UPAYA PENINGKATAN GIZI MASYARAKAT MELALUI TEKNOLOGI PENGOLAHAN DAGING KELINCI
Kusmajadi Suradi Fakultas Peternakan Universitas Padjadjaran
Pendahuluan Liberalisasi ekonomi yang dimulai dengan kawasan ASEAN (AFTA) pada tahun 2003, diikuti kawasan Asia Pasifik (APEC) tahun 2010 dan GATT/WTO pada tahun 2020 akan menuntut mutu dan daya saing produk, disisi lain pertambahan penduduk dunia pada tahun 2005 diprediksi menjadi 11 milyar yang berarti 2 kali lipat dari jumlah penduduk saat ini dan 30% diantaranya hidup dibawah garis kemiskinan.
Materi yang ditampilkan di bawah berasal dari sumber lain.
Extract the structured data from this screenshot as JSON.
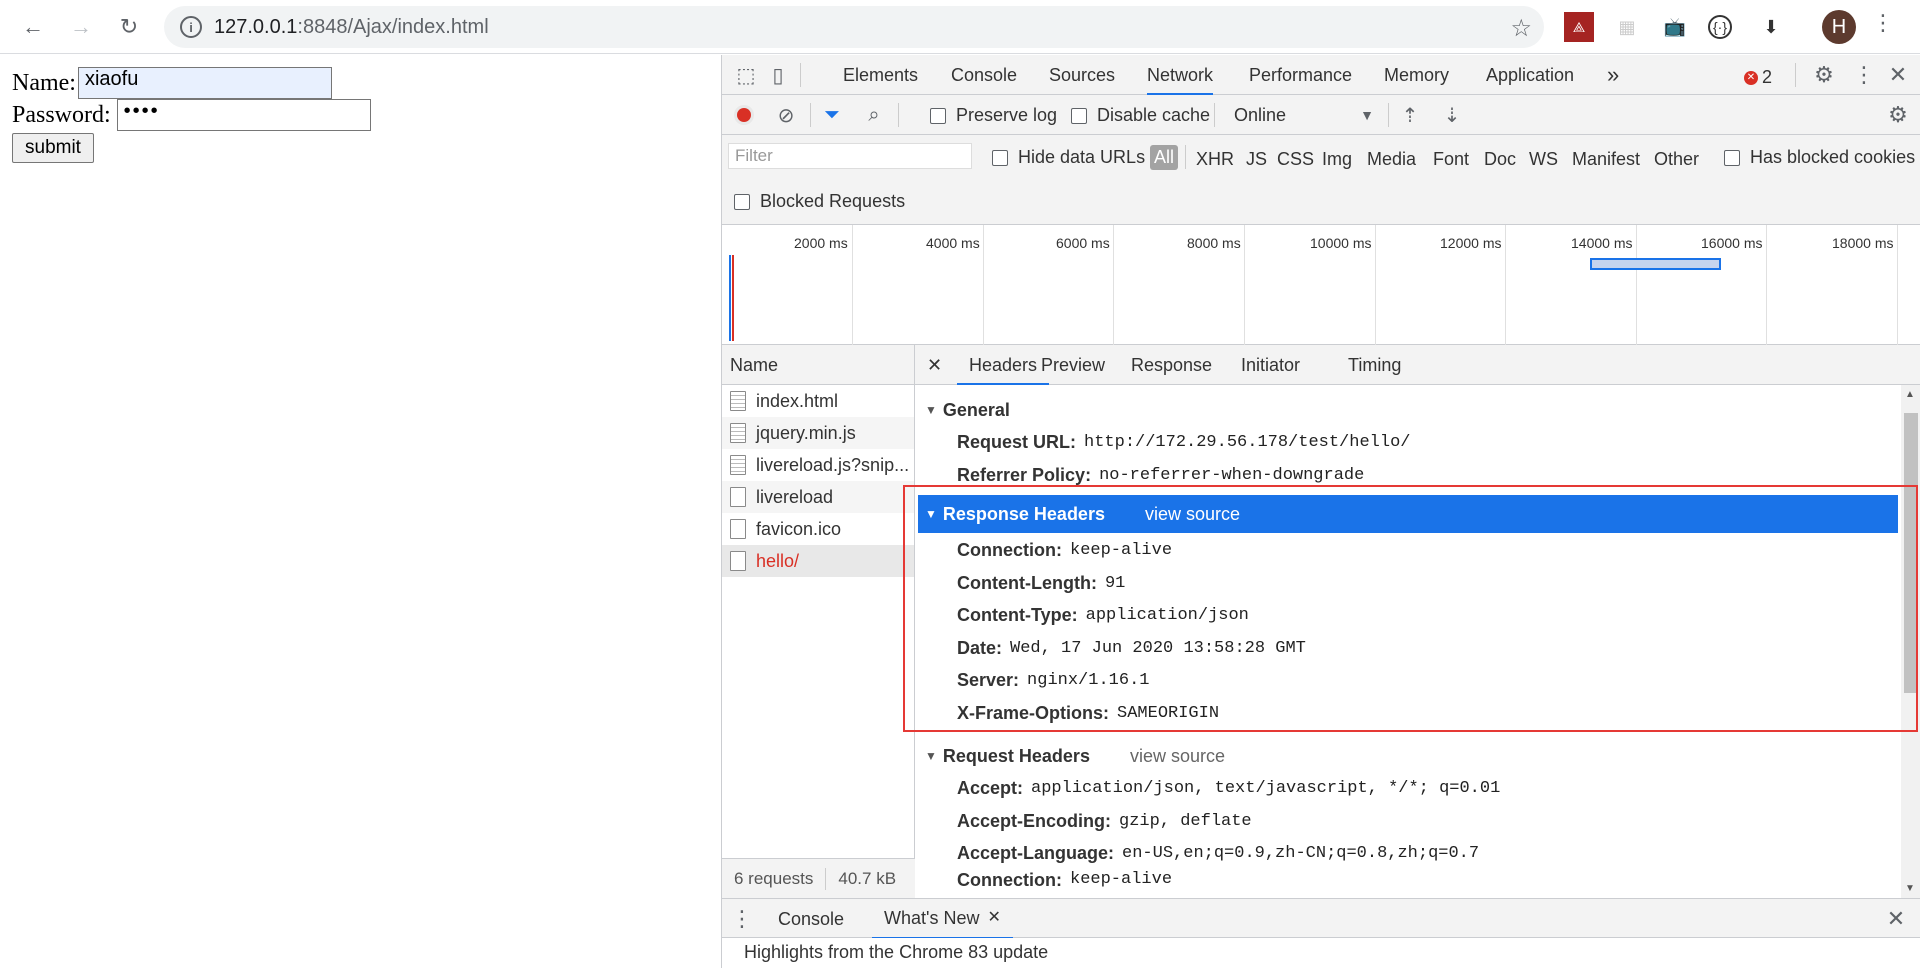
{
  "browser": {
    "url_host": "127.0.0.1",
    "url_rest": ":8848/Ajax/index.html",
    "avatar_letter": "H"
  },
  "page": {
    "name_label": "Name:",
    "name_value": "xiaofu",
    "password_label": "Password:",
    "password_value": "••••",
    "submit_label": "submit"
  },
  "devtools": {
    "tabs": [
      "Elements",
      "Console",
      "Sources",
      "Network",
      "Performance",
      "Memory",
      "Application"
    ],
    "active_tab": "Network",
    "more_tabs": "»",
    "error_count": "2",
    "toolbar": {
      "preserve_log": "Preserve log",
      "disable_cache": "Disable cache",
      "throttle": "Online"
    },
    "filter": {
      "placeholder": "Filter",
      "hide_data_urls": "Hide data URLs",
      "types": [
        "All",
        "XHR",
        "JS",
        "CSS",
        "Img",
        "Media",
        "Font",
        "Doc",
        "WS",
        "Manifest",
        "Other"
      ],
      "has_blocked_cookies": "Has blocked cookies",
      "blocked_requests": "Blocked Requests"
    },
    "timeline": {
      "ticks": [
        "2000 ms",
        "4000 ms",
        "6000 ms",
        "8000 ms",
        "10000 ms",
        "12000 ms",
        "14000 ms",
        "16000 ms",
        "18000 ms"
      ]
    },
    "requests": {
      "header": "Name",
      "items": [
        "index.html",
        "jquery.min.js",
        "livereload.js?snip...",
        "livereload",
        "favicon.ico",
        "hello/"
      ],
      "summary_count": "6 requests",
      "summary_size": "40.7 kB"
    },
    "detail_tabs": [
      "Headers",
      "Preview",
      "Response",
      "Initiator",
      "Timing"
    ],
    "general": {
      "title": "General",
      "request_url_key": "Request URL:",
      "request_url": "http://172.29.56.178/test/hello/",
      "referrer_key": "Referrer Policy:",
      "referrer": "no-referrer-when-downgrade"
    },
    "response_headers": {
      "title": "Response Headers",
      "view_source": "view source",
      "items": [
        {
          "k": "Connection:",
          "v": "keep-alive"
        },
        {
          "k": "Content-Length:",
          "v": "91"
        },
        {
          "k": "Content-Type:",
          "v": "application/json"
        },
        {
          "k": "Date:",
          "v": "Wed, 17 Jun 2020 13:58:28 GMT"
        },
        {
          "k": "Server:",
          "v": "nginx/1.16.1"
        },
        {
          "k": "X-Frame-Options:",
          "v": "SAMEORIGIN"
        }
      ]
    },
    "request_headers": {
      "title": "Request Headers",
      "view_source": "view source",
      "items": [
        {
          "k": "Accept:",
          "v": "application/json, text/javascript, */*; q=0.01"
        },
        {
          "k": "Accept-Encoding:",
          "v": "gzip, deflate"
        },
        {
          "k": "Accept-Language:",
          "v": "en-US,en;q=0.9,zh-CN;q=0.8,zh;q=0.7"
        },
        {
          "k": "Connection:",
          "v": "keep-alive"
        }
      ]
    },
    "drawer": {
      "tabs": [
        "Console",
        "What's New"
      ],
      "body": "Highlights from the Chrome 83 update"
    }
  }
}
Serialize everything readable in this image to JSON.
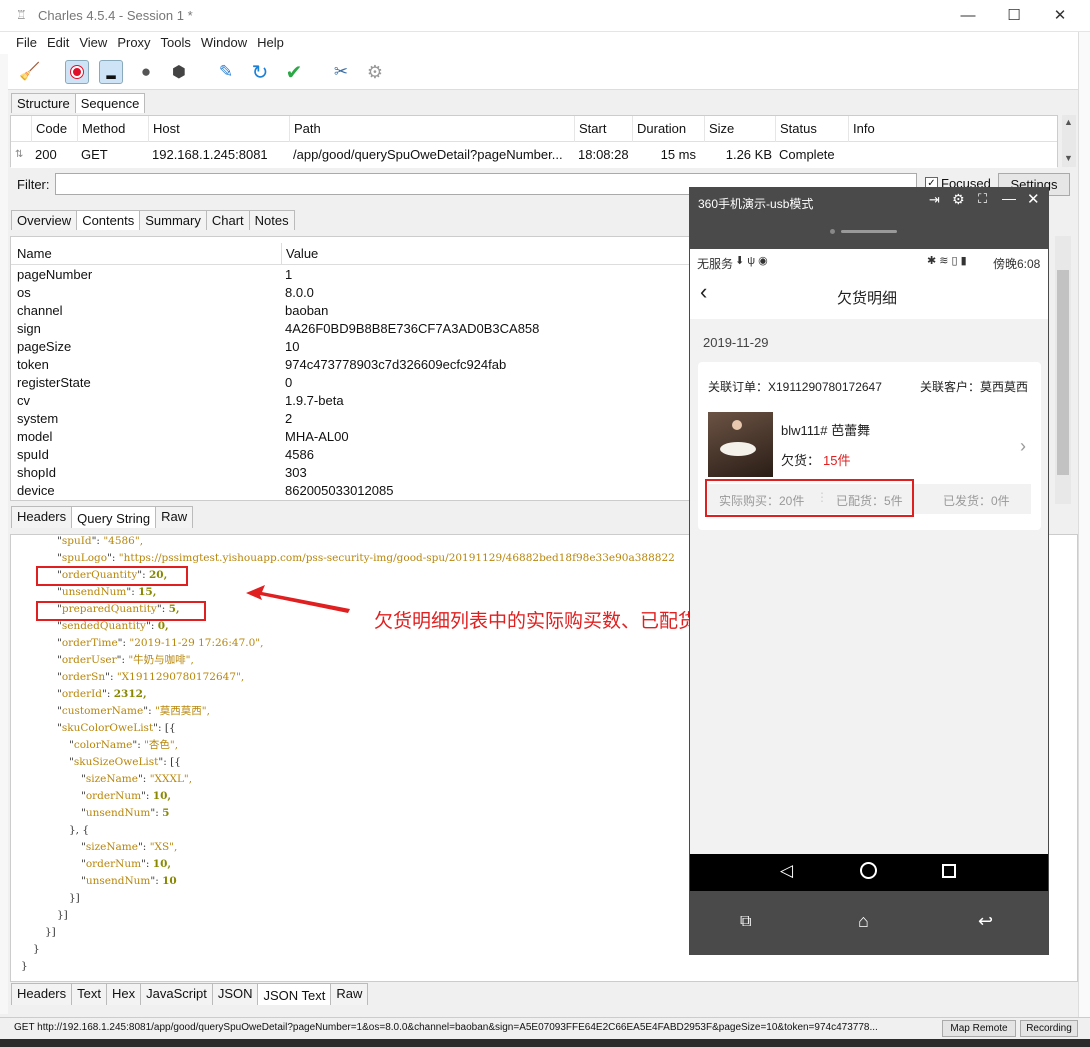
{
  "window": {
    "title": "Charles 4.5.4 - Session 1 *"
  },
  "menu": [
    "File",
    "Edit",
    "View",
    "Proxy",
    "Tools",
    "Window",
    "Help"
  ],
  "top_tabs": [
    "Structure",
    "Sequence"
  ],
  "seq": {
    "headers": [
      "Code",
      "Method",
      "Host",
      "Path",
      "Start",
      "Duration",
      "Size",
      "Status",
      "Info"
    ],
    "row": [
      "200",
      "GET",
      "192.168.1.245:8081",
      "/app/good/querySpuOweDetail?pageNumber...",
      "18:08:28",
      "15 ms",
      "1.26 KB",
      "Complete",
      ""
    ]
  },
  "filter": {
    "label": "Filter:",
    "focused": "Focused",
    "settings": "Settings"
  },
  "detail_tabs": [
    "Overview",
    "Contents",
    "Summary",
    "Chart",
    "Notes"
  ],
  "kv": {
    "headers": [
      "Name",
      "Value"
    ],
    "rows": [
      [
        "pageNumber",
        "1"
      ],
      [
        "os",
        "8.0.0"
      ],
      [
        "channel",
        "baoban"
      ],
      [
        "sign",
        "4A26F0BD9B8B8E736CF7A3AD0B3CA858"
      ],
      [
        "pageSize",
        "10"
      ],
      [
        "token",
        "974c473778903c7d326609ecfc924fab"
      ],
      [
        "registerState",
        "0"
      ],
      [
        "cv",
        "1.9.7-beta"
      ],
      [
        "system",
        "2"
      ],
      [
        "model",
        "MHA-AL00"
      ],
      [
        "spuId",
        "4586"
      ],
      [
        "shopId",
        "303"
      ],
      [
        "device",
        "862005033012085"
      ]
    ]
  },
  "req_tabs": [
    "Headers",
    "Query String",
    "Raw"
  ],
  "resp_tabs": [
    "Headers",
    "Text",
    "Hex",
    "JavaScript",
    "JSON",
    "JSON Text",
    "Raw"
  ],
  "json_lines": [
    {
      "i": 3,
      "k": "spuId",
      "v": "\"4586\",",
      "t": "s"
    },
    {
      "i": 3,
      "k": "spuLogo",
      "v": "\"https://pssimgtest.yishouapp.com/pss-security-img/good-spu/20191129/46882bed18f98e33e90a388822",
      "t": "s"
    },
    {
      "i": 3,
      "k": "orderQuantity",
      "v": "20,",
      "t": "n"
    },
    {
      "i": 3,
      "k": "unsendNum",
      "v": "15,",
      "t": "n"
    },
    {
      "i": 3,
      "k": "preparedQuantity",
      "v": "5,",
      "t": "n"
    },
    {
      "i": 3,
      "k": "sendedQuantity",
      "v": "0,",
      "t": "n"
    },
    {
      "i": 3,
      "k": "orderTime",
      "v": "\"2019-11-29 17:26:47.0\",",
      "t": "s"
    },
    {
      "i": 3,
      "k": "orderUser",
      "v": "\"牛奶与咖啡\",",
      "t": "s"
    },
    {
      "i": 3,
      "k": "orderSn",
      "v": "\"X1911290780172647\",",
      "t": "s"
    },
    {
      "i": 3,
      "k": "orderId",
      "v": "2312,",
      "t": "n"
    },
    {
      "i": 3,
      "k": "customerName",
      "v": "\"莫西莫西\",",
      "t": "s"
    },
    {
      "i": 3,
      "k": "skuColorOweList",
      "v": "[{",
      "t": "p"
    },
    {
      "i": 4,
      "k": "colorName",
      "v": "\"杏色\",",
      "t": "s"
    },
    {
      "i": 4,
      "k": "skuSizeOweList",
      "v": "[{",
      "t": "p"
    },
    {
      "i": 5,
      "k": "sizeName",
      "v": "\"XXXL\",",
      "t": "s"
    },
    {
      "i": 5,
      "k": "orderNum",
      "v": "10,",
      "t": "n"
    },
    {
      "i": 5,
      "k": "unsendNum",
      "v": "5",
      "t": "n"
    },
    {
      "i": 4,
      "k": "",
      "v": "}, {",
      "t": "p"
    },
    {
      "i": 5,
      "k": "sizeName",
      "v": "\"XS\",",
      "t": "s"
    },
    {
      "i": 5,
      "k": "orderNum",
      "v": "10,",
      "t": "n"
    },
    {
      "i": 5,
      "k": "unsendNum",
      "v": "10",
      "t": "n"
    },
    {
      "i": 4,
      "k": "",
      "v": "}]",
      "t": "p"
    },
    {
      "i": 3,
      "k": "",
      "v": "}]",
      "t": "p"
    },
    {
      "i": 2,
      "k": "",
      "v": "}]",
      "t": "p"
    },
    {
      "i": 1,
      "k": "",
      "v": "}",
      "t": "p"
    },
    {
      "i": 0,
      "k": "",
      "v": "}",
      "t": "p"
    }
  ],
  "annotation": "欠货明细列表中的实际购买数、已配货数不正确",
  "status_url": "GET http://192.168.1.245:8081/app/good/querySpuOweDetail?pageNumber=1&os=8.0.0&channel=baoban&sign=A5E07093FFE64E2C66EA5E4FABD2953F&pageSize=10&token=974c473778...",
  "status_buttons": [
    "Map Remote",
    "Recording"
  ],
  "phone": {
    "window_title": "360手机演示-usb模式",
    "status_left": "无服务",
    "status_right": "傍晚6:08",
    "page_title": "欠货明细",
    "date": "2019-11-29",
    "order_label": "关联订单：X1911290780172647",
    "customer_label": "关联客户：莫西莫西",
    "product_name": "blw111# 芭蕾舞",
    "owe_label": "欠货：",
    "owe_value": "15件",
    "bought": "实际购买：20件",
    "prepared": "已配货：5件",
    "sent": "已发货：0件"
  },
  "colors": {
    "accent_red": "#e02020",
    "phone_bg": "#4a4a4a"
  }
}
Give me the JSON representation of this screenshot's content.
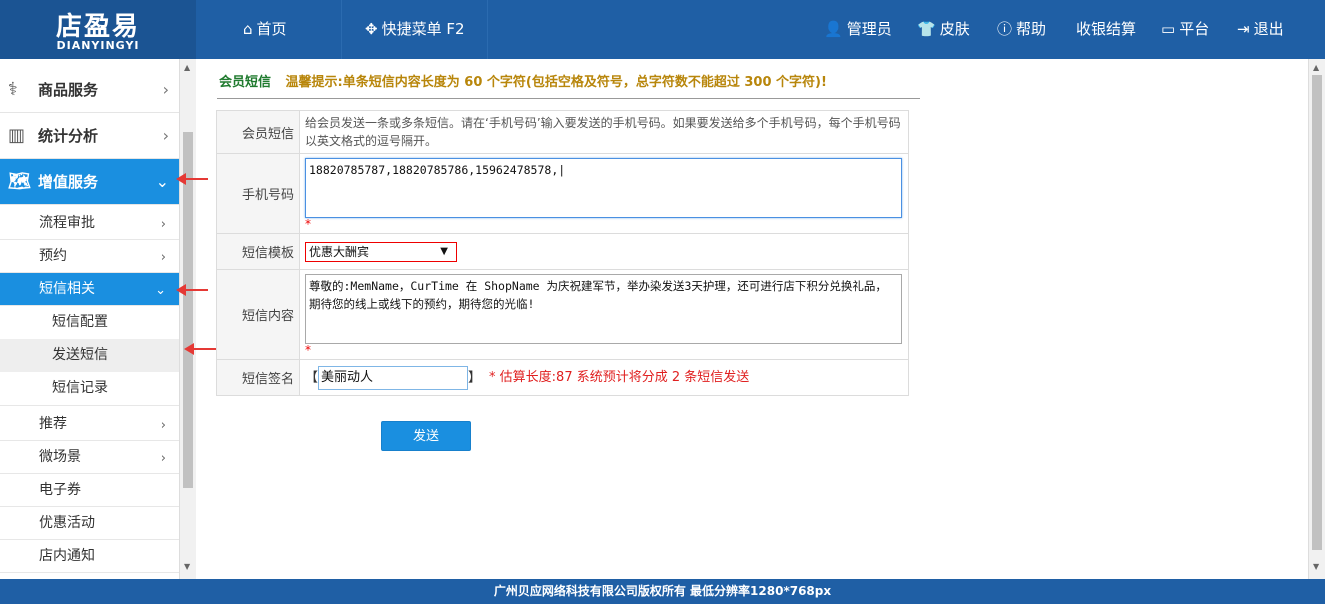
{
  "brand": {
    "name_cn": "店盈易",
    "name_en": "DIANYINGYI"
  },
  "topnav": {
    "home": "首页",
    "quick_menu": "快捷菜单 F2",
    "admin": "管理员",
    "skin": "皮肤",
    "help": "帮助",
    "checkout": "收银结算",
    "platform": "平台",
    "logout": "退出"
  },
  "sidebar": {
    "product_service": "商品服务",
    "stats": "统计分析",
    "value_added": "增值服务",
    "sub": {
      "process_approval": "流程审批",
      "appointment": "预约",
      "sms_related": "短信相关",
      "sms_config": "短信配置",
      "send_sms": "发送短信",
      "sms_log": "短信记录",
      "recommend": "推荐",
      "micro_scene": "微场景",
      "e_coupon": "电子券",
      "promotion": "优惠活动",
      "store_notice": "店内通知"
    }
  },
  "hint": {
    "title": "会员短信",
    "text": "温馨提示:单条短信内容长度为 60 个字符(包括空格及符号，总字符数不能超过 300 个字符)!"
  },
  "form": {
    "member_sms_label": "会员短信",
    "member_sms_desc": "给会员发送一条或多条短信。请在‘手机号码’输入要发送的手机号码。如果要发送给多个手机号码，每个手机号码以英文格式的逗号隔开。",
    "phone_label": "手机号码",
    "phone_value": "18820785787,18820785786,15962478578,|",
    "required_mark": "*",
    "template_label": "短信模板",
    "template_value": "优惠大酬宾",
    "content_label": "短信内容",
    "content_value": "尊敬的:MemName，CurTime 在 ShopName 为庆祝建军节，举办染发送3天护理，还可进行店下积分兑换礼品，期待您的线上或线下的预约，期待您的光临!",
    "signature_label": "短信签名",
    "bracket_open": "【",
    "bracket_close": "】",
    "signature_value": "美丽动人",
    "estimate": "* 估算长度:87 系统预计将分成 2 条短信发送"
  },
  "send_button": "发送",
  "footer": "广州贝应网络科技有限公司版权所有 最低分辨率1280*768px"
}
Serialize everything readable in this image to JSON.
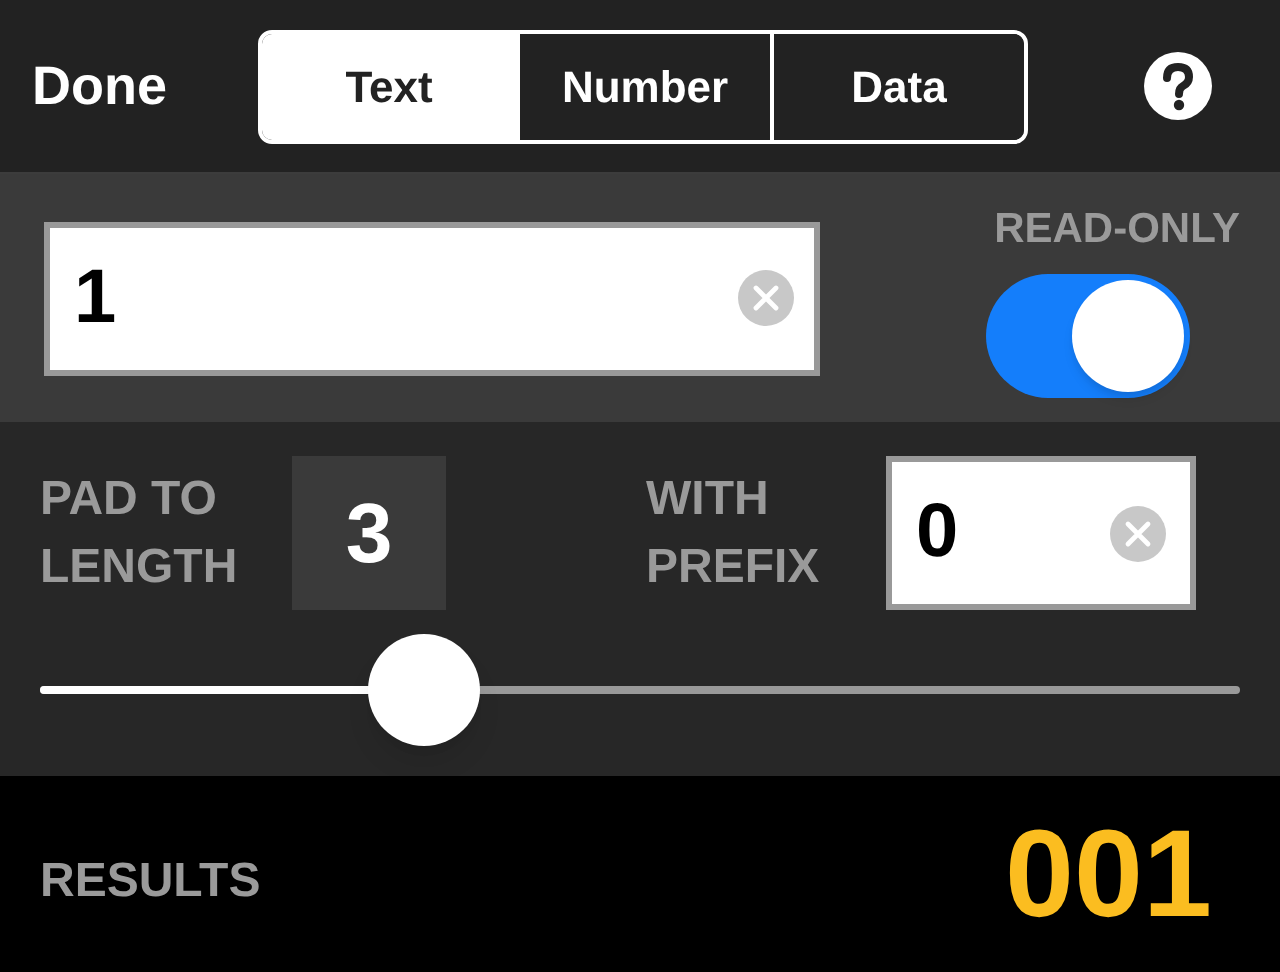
{
  "toolbar": {
    "done": "Done",
    "tabs": [
      {
        "label": "Text",
        "selected": true
      },
      {
        "label": "Number",
        "selected": false
      },
      {
        "label": "Data",
        "selected": false
      }
    ]
  },
  "value_field": {
    "value": "1"
  },
  "read_only": {
    "label": "READ-ONLY",
    "on": true
  },
  "padding": {
    "label": "PAD TO LENGTH",
    "length": "3",
    "prefix_label": "WITH PREFIX",
    "prefix_value": "0",
    "slider": {
      "level": 0.32
    }
  },
  "results": {
    "label": "RESULTS",
    "value": "001"
  }
}
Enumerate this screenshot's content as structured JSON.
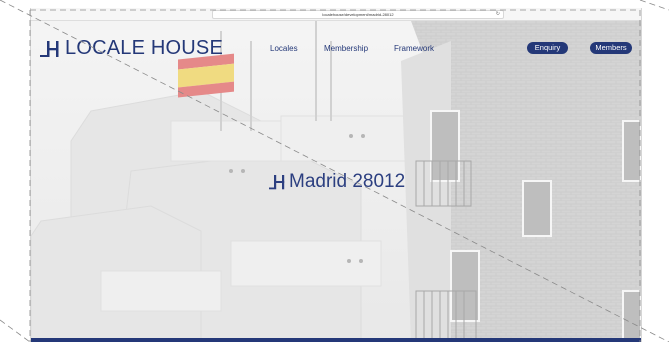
{
  "browser": {
    "url": "localehouse/development/madrid-28012",
    "reload_glyph": "↻"
  },
  "site": {
    "logo_text": "LOCALE HOUSE",
    "nav": [
      {
        "label": "Locales"
      },
      {
        "label": "Membership"
      },
      {
        "label": "Framework"
      }
    ],
    "enquiry_label": "Enquiry",
    "members_label": "Members",
    "brand_color": "#243878"
  },
  "hero": {
    "title": "Madrid 28012"
  }
}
Dari jumalah tersebut 70% diantarnya terdapat dinegara berkembang. Hal in merupakan tantangan pembangunan pertanian dimasa yang akan datang, khususnya bagi Indonesia, yang sedang mengalami perekonomian yang cukup sulit yang berdampak kepada kekurangan gizi yang semakin meningkat. Oleh karena itu upaya meningkatkan ketersediaan pangan bergizi khususnya daging perlu dukungan yang maksimal, salah satu upaya tersebut antara lain menggali potensi ternak yang mempunyai kemampuan reproduksi yang tinggi dan sekaligus upaya pengolahannya sehingga dapat diterima oleh masyarakat.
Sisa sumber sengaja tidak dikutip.